On Fri, Nov 06, 2015 at 08:59:58PM +0000, Nounou Dadoun wrote:

> Quick question, modifying context options on an openssl server 
> (disabling
> SSLv2 and SSLv3, enabling TLSv1 (for compatibility for now), TLSv1.1 
> and
> TLSv1.2) and I had a question about which version is chosen in 
> practice in a TLS connection.

On the server side, if at all possible, the selected protocol will be the highest one not disabled.

On the client side, it is more complicated, because the client can't propose a discrete list of protocols, rather it proposes a minimum and a maximum.

Therefore, with SSLv23_client_method() aka TLS_client_method() when you disable some set of protocols via:

    SSL_CTX_set_options(ctx, SSL_OP_NO_<...>)

lowest protocol that you *don't* disable becomes the minimum, and then the maximum is either one less than the first higher version that is disabled or else the maximum version supported.

Thus, for example, with;

    SSL_CTX_set_options(ctx, SSL_OP_NO_SSLv2|SSL_OP_NO_TLSv1_1);

    The minimum is then SSL 3.0 and the maximum is TLS 1.0, thus
    this has the side-effect of disabling TLS 1.2 (and in the future
    also TLS 1.3).

> I've read that in general the client proposes the highest version it 
> supports and the server chooses a compatible version or rejects if 
> there isn't one.

The client proposes a range from lowest to highest.

> Rfc5246 basically says that the server will choose the highest version 
> but I wanted to confirm that that's what openssl does (just to be 
> certain).

OpenSSL may be unable to choose the highest version if none of the enabled ciphersuites are compatible with that version.  That should be rare, so in practice the server will choose the highest version proposed by the client and supported by the server.

> e.g.  if the client proposes TLSv1.2 and the server supports TLSv1.2, 
> will the server *ever* select TLSv1.1? thanks.

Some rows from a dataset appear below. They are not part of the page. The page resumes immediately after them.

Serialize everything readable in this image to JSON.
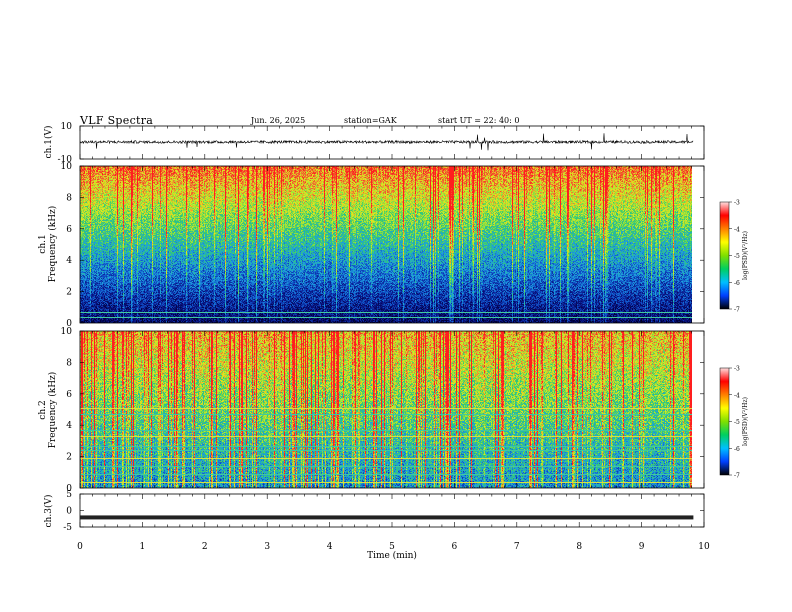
{
  "header": {
    "title": "VLF  Spectra",
    "date": "Jun. 26, 2025",
    "station": "station=GAK",
    "start": "start  UT  =   22: 40: 0"
  },
  "chart_data": [
    {
      "type": "line",
      "name": "ch1-waveform",
      "ylabel": "ch.1(V)",
      "ylim": [
        -10,
        10
      ],
      "yticks": [
        "10",
        "-10"
      ],
      "xlim": [
        0,
        10
      ]
    },
    {
      "type": "heatmap",
      "name": "ch1-spectrogram",
      "ylabel_top": "ch.1",
      "ylabel": "Frequency (kHz)",
      "ylim": [
        0,
        10
      ],
      "yticks": [
        "0",
        "2",
        "4",
        "6",
        "8",
        "10"
      ],
      "xlim": [
        0,
        9.83
      ],
      "colorbar": {
        "label": "log(PSD)(V²/Hz)",
        "range": [
          -7,
          -3
        ],
        "ticks": [
          "-3",
          "-4",
          "-5",
          "-6",
          "-7"
        ]
      }
    },
    {
      "type": "heatmap",
      "name": "ch2-spectrogram",
      "ylabel_top": "ch.2",
      "ylabel": "Frequency (kHz)",
      "ylim": [
        0,
        10
      ],
      "yticks": [
        "0",
        "2",
        "4",
        "6",
        "8",
        "10"
      ],
      "xlim": [
        0,
        9.83
      ],
      "colorbar": {
        "label": "log(PSD)(V²/Hz)",
        "range": [
          -7,
          -3
        ],
        "ticks": [
          "-3",
          "-4",
          "-5",
          "-6",
          "-7"
        ]
      }
    },
    {
      "type": "line",
      "name": "ch3-waveform",
      "ylabel": "ch.3(V)",
      "ylim": [
        -5,
        5
      ],
      "yticks": [
        "5",
        "0",
        "-5"
      ],
      "xlim": [
        0,
        10
      ],
      "xlabel": "Time  (min)",
      "xticks": [
        "0",
        "1",
        "2",
        "3",
        "4",
        "5",
        "6",
        "7",
        "8",
        "9",
        "10"
      ]
    }
  ],
  "colors": {
    "ch1_spectrum": [
      "#000044",
      "#0a1a7a",
      "#1060c0",
      "#1aa0d0",
      "#3cc070",
      "#a0e040",
      "#e0e820",
      "#e86040",
      "#ff2020"
    ],
    "colorbar": [
      "#000000",
      "#0040ff",
      "#00c0ff",
      "#00d060",
      "#80e000",
      "#ffff00",
      "#ff8000",
      "#ff0000",
      "#ffe0e0"
    ]
  }
}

It could, if none of the shared ciphersuites were compatible with TLS 1.2.  However, TLS 1.2 essentially supports a superset of the ciphersuites of TLS 1.0 and TLS 1.1 so this condition is unlikely.

The exception is EXPORT ciphersuites which were removed from TLS 1.2, but until quite recently was still willing to negotiate them even with TLS 1.2.  So if a client offers some EXPORT ciphers and the server is configured to use only EXPORT ciphers, I'm not sure whether these versions of OpenSSL will abort the handshake, or will choose a lower protocol version.